Jun 6, 2010

Inno nazionale, lacrime, donne.

Succede che un quarantacinquenne con solide convinzioni, diciamo, internazionaliste si commuova ascoltando l'inno nazionale. Sì, il nostro patetico amato odiato "italienische zumpappà" di Goffredo Mameli. Condizione aggravante: questo accade davanti al televisore che trasmette la finale di un torneo di tennis. Il quarantacinquenne davanti alla tv sono io e Francesca Schiavone è la prima donna italiana che vince il torneo internazionale di Parigi, sulla terra rossa del Roland Garros. Entra nella storia dei grandi sportivi quasi stupita di se stessa, ma entusiasta. Ha uno sguardo e un sorriso disarmanti. Bacia la terra, abbraccia e bacia il trofeo. Ha l'aria di una donna davvero decisa e dura, ma allegra. In una parola: bella. Non bella come son belle le veline, bella.
Ma il punto non è questo, il punto è che quando annunciano il suo nome e suonano l'inno di Mameli lei sorride soddisfatta, canta tra sé e trasmette attraverso lo schermo del televisore l'immagine che vorresti avesse l'Italia in giro per il mondo.
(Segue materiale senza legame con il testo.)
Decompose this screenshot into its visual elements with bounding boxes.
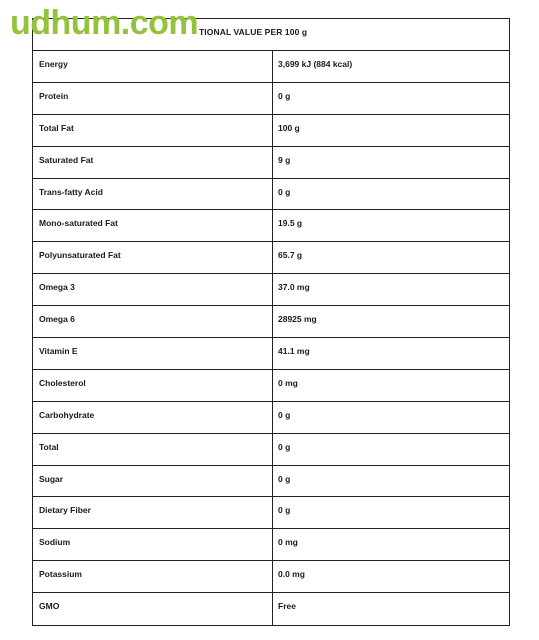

Non cialtrona, non sbruffona, non furbetta. Simpatica e basta. Che arriva magari un po' in ritardo, poco abituata agli onori del mondo, ma si impegna sempre fino all'ultima goccia di sudore. Francamente, solo una donna può contenere il misto di smarrimento, solidità, forza e dolcezza che aveva oggi il volto di Francesca Schiavone. E mi piacerebbe fosse il volto di noi che viviamo in questo paese complicato.